Efforts are on to persuade India to undertake a more high-profile role in embattled Afghanistan as India's external affairs minister arrives in London on Tuesday to participate in the one-day meet on Afghanistan.
British Prime Minister Gordon Brown who has taken the initiative for the conference on Thursday said, "I believe that the neighbours of Afghanistan should come together to help sustain an infant democracy like Afghanistan. India has a big role to play."
Although details of the proposals are being kept under wraps, and Islamabad has already opposed involving New Delhi, commentators and strategic experts said the North Atlantic Treaty Organisation powers were looking increasingly at India for fresh ideas to resolve the Afghan crisis.
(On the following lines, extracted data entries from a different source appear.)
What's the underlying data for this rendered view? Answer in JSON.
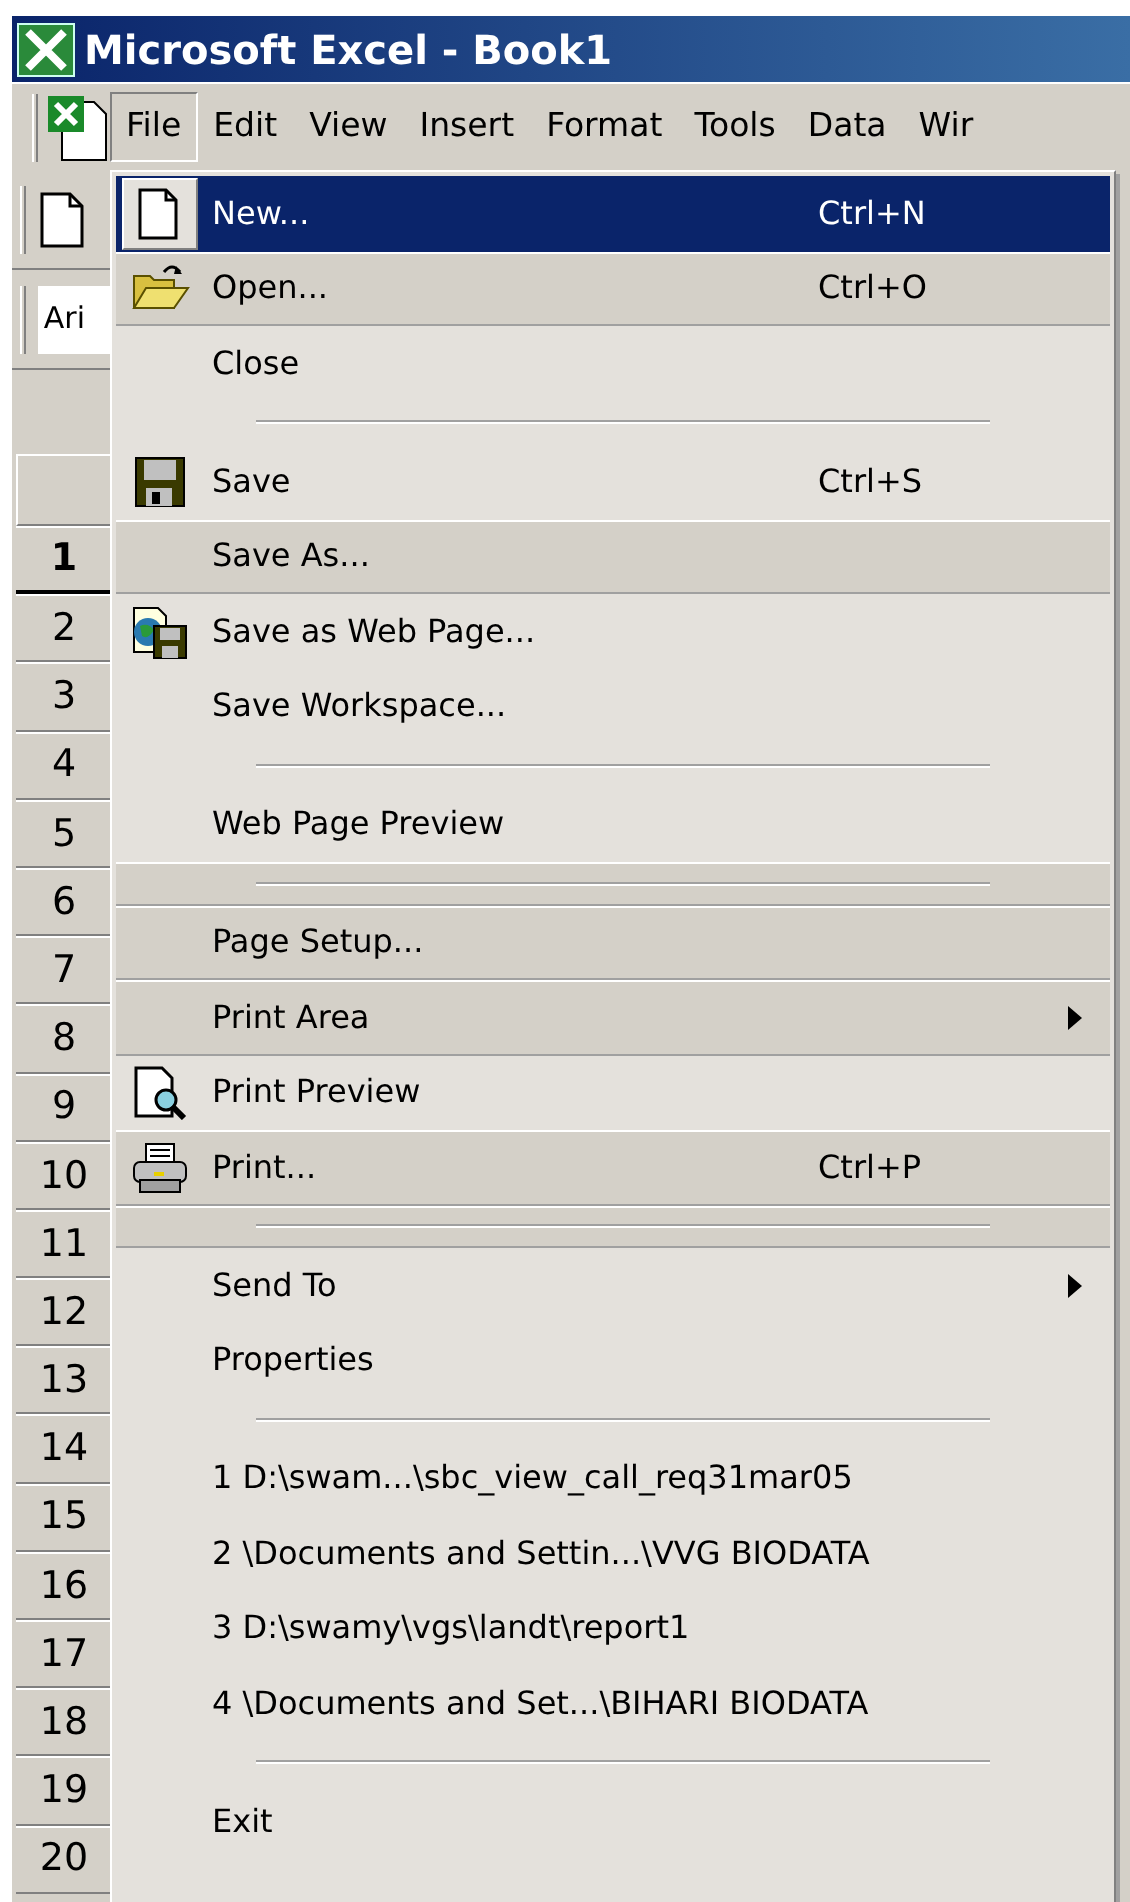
{
  "window": {
    "title": "Microsoft Excel - Book1"
  },
  "menu_bar": {
    "items": [
      {
        "label": "File",
        "selected": true
      },
      {
        "label": "Edit",
        "selected": false
      },
      {
        "label": "View",
        "selected": false
      },
      {
        "label": "Insert",
        "selected": false
      },
      {
        "label": "Format",
        "selected": false
      },
      {
        "label": "Tools",
        "selected": false
      },
      {
        "label": "Data",
        "selected": false
      },
      {
        "label": "Wir",
        "selected": false
      }
    ]
  },
  "toolbar": {
    "font_box": "Ari"
  },
  "row_headers": [
    {
      "label": "1",
      "selected": true
    },
    {
      "label": "2",
      "selected": false
    },
    {
      "label": "3",
      "selected": false
    },
    {
      "label": "4",
      "selected": false
    },
    {
      "label": "5",
      "selected": false
    },
    {
      "label": "6",
      "selected": false
    },
    {
      "label": "7",
      "selected": false
    },
    {
      "label": "8",
      "selected": false
    },
    {
      "label": "9",
      "selected": false
    },
    {
      "label": "10",
      "selected": false
    },
    {
      "label": "11",
      "selected": false
    },
    {
      "label": "12",
      "selected": false
    },
    {
      "label": "13",
      "selected": false
    },
    {
      "label": "14",
      "selected": false
    },
    {
      "label": "15",
      "selected": false
    },
    {
      "label": "16",
      "selected": false
    },
    {
      "label": "17",
      "selected": false
    },
    {
      "label": "18",
      "selected": false
    },
    {
      "label": "19",
      "selected": false
    },
    {
      "label": "20",
      "selected": false
    }
  ],
  "file_menu": {
    "items": [
      {
        "kind": "command",
        "label": "New...",
        "shortcut": "Ctrl+N",
        "submenu": false,
        "rarely_used": false,
        "selected": true
      },
      {
        "kind": "command",
        "label": "Open...",
        "shortcut": "Ctrl+O",
        "submenu": false,
        "rarely_used": true,
        "selected": false
      },
      {
        "kind": "command",
        "label": "Close",
        "submenu": false,
        "rarely_used": false,
        "selected": false
      },
      {
        "kind": "separator",
        "rarely_used": false
      },
      {
        "kind": "command",
        "label": "Save",
        "shortcut": "Ctrl+S",
        "submenu": false,
        "rarely_used": false,
        "selected": false
      },
      {
        "kind": "command",
        "label": "Save As...",
        "submenu": false,
        "rarely_used": true,
        "selected": false
      },
      {
        "kind": "command",
        "label": "Save as Web Page...",
        "submenu": false,
        "rarely_used": false,
        "selected": false
      },
      {
        "kind": "command",
        "label": "Save Workspace...",
        "submenu": false,
        "rarely_used": false,
        "selected": false
      },
      {
        "kind": "separator",
        "rarely_used": false
      },
      {
        "kind": "command",
        "label": "Web Page Preview",
        "submenu": false,
        "rarely_used": false,
        "selected": false
      },
      {
        "kind": "separator",
        "rarely_used": true
      },
      {
        "kind": "command",
        "label": "Page Setup...",
        "submenu": false,
        "rarely_used": true,
        "selected": false
      },
      {
        "kind": "command",
        "label": "Print Area",
        "submenu": true,
        "rarely_used": true,
        "selected": false
      },
      {
        "kind": "command",
        "label": "Print Preview",
        "submenu": false,
        "rarely_used": false,
        "selected": false
      },
      {
        "kind": "command",
        "label": "Print...",
        "shortcut": "Ctrl+P",
        "submenu": false,
        "rarely_used": true,
        "selected": false
      },
      {
        "kind": "separator",
        "rarely_used": true
      },
      {
        "kind": "command",
        "label": "Send To",
        "submenu": true,
        "rarely_used": false,
        "selected": false
      },
      {
        "kind": "command",
        "label": "Properties",
        "submenu": false,
        "rarely_used": false,
        "selected": false
      },
      {
        "kind": "separator",
        "rarely_used": false
      },
      {
        "kind": "command",
        "label": "1 D:\\swam...\\sbc_view_call_req31mar05",
        "submenu": false,
        "rarely_used": false,
        "selected": false
      },
      {
        "kind": "command",
        "label": "2 \\Documents and Settin...\\VVG BIODATA",
        "submenu": false,
        "rarely_used": false,
        "selected": false
      },
      {
        "kind": "command",
        "label": "3 D:\\swamy\\vgs\\landt\\report1",
        "submenu": false,
        "rarely_used": false,
        "selected": false
      },
      {
        "kind": "command",
        "label": "4 \\Documents and Set...\\BIHARI BIODATA",
        "submenu": false,
        "rarely_used": false,
        "selected": false
      },
      {
        "kind": "separator",
        "rarely_used": false
      },
      {
        "kind": "command",
        "label": "Exit",
        "submenu": false,
        "rarely_used": false,
        "selected": false
      }
    ]
  }
}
Indian Foreign Minister S M Krishna will meet the British Foreign Secretary David Miliband on Wednesday morning and the Australian Foreign Minister Stephen Smith in the afternoon.
The continued attack on Indian students in Australia will figure in the talks with Smith.
"The road to success for NATO's strategy runs through India," wrote a commentator in The Spectator, a respected British magazine that supports the opposition Conservative
Party.
Taking a non-partisan view of Miliband's proposal for the regional council, the Spectator said India's help was needed to offset Pakistani support for Afghan Taliban groups.
"Miliband's idea deserves all the support it can get," it said.
A recent poll conducted for western broadcasters ABC News, BBC and the German ARD by the Afghan Centre for Socio-Economic and Opinion Research showed that ordinary Afghans view India more positively than any other country.
In spite of its low profile role, as many as 29 percent of Afghans had a "very favourable opinion" of India, compared to only two percent for Pakistan, seven percent for Britain, eight percent for the US, 17 percent for Germany and 18 percent for Iran.
"There is no doubt that India has a very strong bilateral relationship with Afghanistan, building everything from toilets to transmission lines as the Afghans love to say," said Rahul Roy-Chaudhury, a leading London-based expert on South Asia.
"The question is whether India is ready to move from a bilateral to a multilateral relationship with Afghanistan," he said.